Czy wypada dotrwać w piekle do końca, by uniknąć, tu, jeszcze po tej stronie jakiejś wstępnej gry... Człowiek nic nie wie. Straszydeł tylko bezlik wokół... Nieba jakoś wyobrazić sobie nie potrafię. Że może jakieś światło ma mnie ogarnąć? Nie lubię nadmiernych oświetleń. Bo zbyt silne światło - paradoksalnie - wzmacnia tylko dookolny mrok... Przedobrzenia nie są najlepsze. Świat w pełnym blasku jest trochę jak nieżyczliwa lampka nad łazienkowym lustrem, która zdradza na ryju wszelkie niedoskonałości i psuje humor. Lepiej więc nie przypominać sobie codziennie potworności. Życie jakoś jest znośne. Światło też może oślepić, przez co wtrącić i tak w ciemność, której się chciało uniknąć... Byle nie przesadzać. Jak żartuje trochę Schopenhauer: Raj Dantego wygląda mniej więcej jak londyński dworzec, albowiem wszystkie błogosławione duchy ukazują się tam jako punkty świetlne, tworząc regularne figury... Chyba tak daleko w światło nie chciałbym pójść... Ponieważ samobójstwo jednak zawsze ma dla mnie w sobie pewien powab, jest rozważaną możliwością, tedy, wędrując po piekle dantejskim, w którym wszelkich atrakcji bezlik: wrzaski, wrząca krew, płomienie, gadzie metamorfozy, spętania i rozpętania, a wreszcie straszliwe zmrożenia, napotkałem i krąg, do którego kandyduję... Za tą wspomnianą krwią gorącą, w której, strzeżone  przez Minotaura, skąpane są dusze gwałtowników wobec bliźnich, znajduje się drugi rejon siódmego kręgu, w którym goszczą gwałtownicy wobec siebie samych.
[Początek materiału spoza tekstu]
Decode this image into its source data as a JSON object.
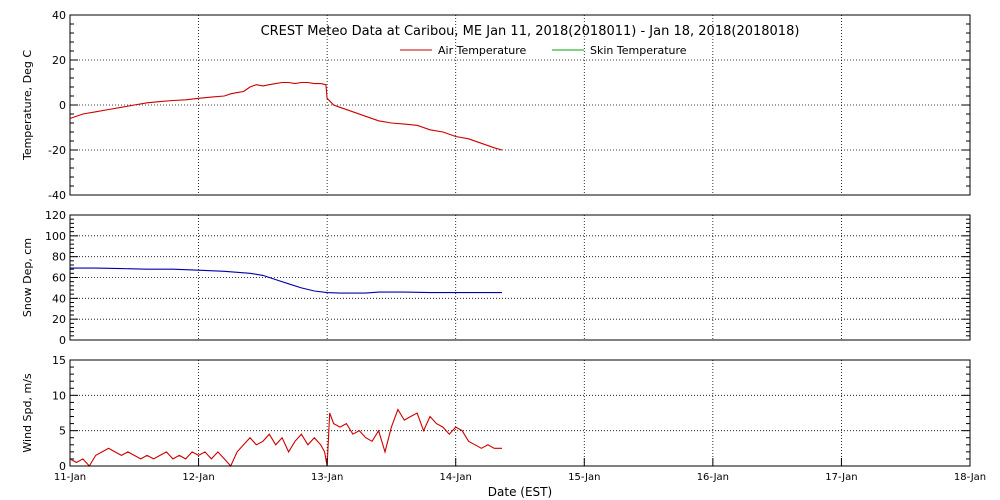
{
  "chart_data": {
    "type": "line",
    "title": "CREST Meteo Data at Caribou, ME   Jan 11, 2018(2018011) - Jan 18, 2018(2018018)",
    "xlabel": "Date (EST)",
    "x_ticks": [
      "11-Jan",
      "12-Jan",
      "13-Jan",
      "14-Jan",
      "15-Jan",
      "16-Jan",
      "17-Jan",
      "18-Jan"
    ],
    "xlim": [
      0,
      7
    ],
    "x_unit": "days since 11-Jan 00:00",
    "grid": true,
    "legend_position": "top-center",
    "panels": [
      {
        "ylabel": "Temperature, Deg C",
        "ylim": [
          -40,
          40
        ],
        "yticks": [
          -40,
          -20,
          0,
          20,
          40
        ],
        "series": [
          {
            "name": "Air Temperature",
            "color": "#cc0000",
            "x": [
              0.0,
              0.1,
              0.2,
              0.3,
              0.4,
              0.5,
              0.6,
              0.7,
              0.8,
              0.9,
              1.0,
              1.1,
              1.2,
              1.25,
              1.3,
              1.35,
              1.4,
              1.45,
              1.5,
              1.55,
              1.6,
              1.65,
              1.7,
              1.75,
              1.8,
              1.85,
              1.9,
              1.95,
              1.99,
              2.0,
              2.05,
              2.1,
              2.2,
              2.3,
              2.4,
              2.5,
              2.6,
              2.7,
              2.8,
              2.9,
              3.0,
              3.1,
              3.2,
              3.3,
              3.36
            ],
            "values": [
              -6,
              -4,
              -3,
              -2,
              -1,
              0,
              1,
              1.5,
              2,
              2.3,
              3,
              3.5,
              4,
              5,
              5.5,
              6,
              8,
              9,
              8.5,
              9,
              9.5,
              10,
              10,
              9.5,
              10,
              10,
              9.5,
              9.5,
              9,
              3,
              0,
              -1,
              -3,
              -5,
              -7,
              -8,
              -8.5,
              -9,
              -11,
              -12,
              -14,
              -15,
              -17,
              -19,
              -20
            ]
          },
          {
            "name": "Skin Temperature",
            "color": "#00aa00",
            "x": [],
            "values": []
          }
        ]
      },
      {
        "ylabel": "Snow Dep, cm",
        "ylim": [
          0,
          120
        ],
        "yticks": [
          0,
          20,
          40,
          60,
          80,
          100,
          120
        ],
        "series": [
          {
            "name": "Snow Depth",
            "color": "#0000aa",
            "x": [
              0.0,
              0.2,
              0.4,
              0.6,
              0.8,
              1.0,
              1.2,
              1.4,
              1.5,
              1.6,
              1.7,
              1.8,
              1.9,
              2.0,
              2.1,
              2.2,
              2.3,
              2.4,
              2.6,
              2.8,
              3.0,
              3.2,
              3.36
            ],
            "values": [
              69,
              69,
              68.5,
              68,
              68,
              67,
              66,
              64,
              62,
              58,
              54,
              50,
              47,
              45.5,
              45,
              45,
              45,
              46,
              46,
              45.5,
              45.5,
              45.5,
              45.5
            ]
          }
        ]
      },
      {
        "ylabel": "Wind Spd, m/s",
        "ylim": [
          0,
          15
        ],
        "yticks": [
          0,
          5,
          10,
          15
        ],
        "series": [
          {
            "name": "Wind Speed",
            "color": "#cc0000",
            "x": [
              0.0,
              0.05,
              0.1,
              0.15,
              0.2,
              0.25,
              0.3,
              0.35,
              0.4,
              0.45,
              0.5,
              0.55,
              0.6,
              0.65,
              0.7,
              0.75,
              0.8,
              0.85,
              0.9,
              0.95,
              1.0,
              1.05,
              1.1,
              1.15,
              1.2,
              1.25,
              1.3,
              1.35,
              1.4,
              1.45,
              1.5,
              1.55,
              1.6,
              1.65,
              1.7,
              1.75,
              1.8,
              1.85,
              1.9,
              1.95,
              1.98,
              2.0,
              2.02,
              2.05,
              2.1,
              2.15,
              2.2,
              2.25,
              2.3,
              2.35,
              2.4,
              2.45,
              2.5,
              2.55,
              2.6,
              2.65,
              2.7,
              2.75,
              2.8,
              2.85,
              2.9,
              2.95,
              3.0,
              3.05,
              3.1,
              3.15,
              3.2,
              3.25,
              3.3,
              3.36
            ],
            "values": [
              1,
              0.5,
              1,
              0,
              1.5,
              2,
              2.5,
              2,
              1.5,
              2,
              1.5,
              1,
              1.5,
              1,
              1.5,
              2,
              1,
              1.5,
              1,
              2,
              1.5,
              2,
              1,
              2,
              1,
              0,
              2,
              3,
              4,
              3,
              3.5,
              4.5,
              3,
              4,
              2,
              3.5,
              4.5,
              3,
              4,
              3,
              2,
              0,
              7.5,
              6,
              5.5,
              6,
              4.5,
              5,
              4,
              3.5,
              5,
              2,
              5.5,
              8,
              6.5,
              7,
              7.5,
              5,
              7,
              6,
              5.5,
              4.5,
              5.5,
              5,
              3.5,
              3,
              2.5,
              3,
              2.5,
              2.5
            ]
          }
        ]
      }
    ]
  }
}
Przyznać muszę, że dla tej wizji mam szczególnie wiele swoistej sympatii... Jakbym się przyzwyczajał, z gąszczu w gąszcz... Pewna odmiana, ale nie aż tak daleko idąca. Piekielna tylko nieruchomość, zakleszczenie nieubłagane w stanie określonym na amen... (Swoją drogą, czy człowiek tak naprawdę stwierdzi kiedyś koniec swego ziemskiego bytowania, czy to jest przewidziane w programie?) Oto więc Wergili i Dante, przebywszy krwawy potok pod gradem Centaurowych strzał, dotarli do leśnej gęstwiny, gdzie żadna ścieżka nie świtała oku.

Liść nie zielony tam, lecz jakiś siny;

Gałąź nie gładka, lecz jakaś żylasta;

Zamiast owoców - zatrute jeżyny.

Nie tak się plącze i nie tak zarasta

Między Kornetem a Cecyną puszcza,

Gdzie zwierz się chowa, wróg sioła i miasta.

Tu gniazda wije brzydkich harpii tłuszcza,

Która, Trojanom obmierziwszy żydła,

Z czarną ich wróżbą na wędrówkę puszcza.

Ludzkie oblicza mają, duże skrzydła,

Pierzaste brzuchy i szpony jastrzębie;

Z dziwnych drzew jęczą dziwaczne straszydła.

Rzekł mistrz mój dobry: "Zanim w lasu głębie

Wejdziesz, masz wiedzieć, że to krąg jest wtóry

I będziesz w jego zostawał obrębie, 

Aż na okropne natrafisz piachury;

Teraz patrz pilnie, pomny, com powiadał,

Rzeczy obaczysz niezwykłej natury...

Oto samobójcy przemienieni w drzewa. Próżno wypatrywać ludzkich istot, tylko drzewa się skarżą. Gęstwina wypełniona jest jękiem. Taki to śpiew osobliwego lasu. Wierzyć w to trudno, wędrowiec przekonać się musi, łamie więc gałązkę pierwszej napotkanej śliwy. - Czemu kaleczysz? - poskarżył się pień, a znamię ciemną czerwienią podbiegło krwi żywej. - Czemu rwiesz mi trzewia? O, jakiż w tobie duch nielitościwy! Byliśmy ludzie, dziś jesteśmy drzewa... Wśród tych zaklętych w drzewa znalazł się i Pier della Vigna, sycylijski poeta i minister Fryderyka II, który, uwięziony z rozkazu cesarza, popełnił samobójstwo. Nie wiadomo, czy był winny zdrady. Dante sądził, że ów poeta był niewinny i padł ofiarą oszczerstw zawistników. Tedy niewinny trafił w siódmy krąg piekła, bo nie zdzierżył piekła ziemskiego i pobyt tam postanowił sobie skrócić... To daje do myślenia... :)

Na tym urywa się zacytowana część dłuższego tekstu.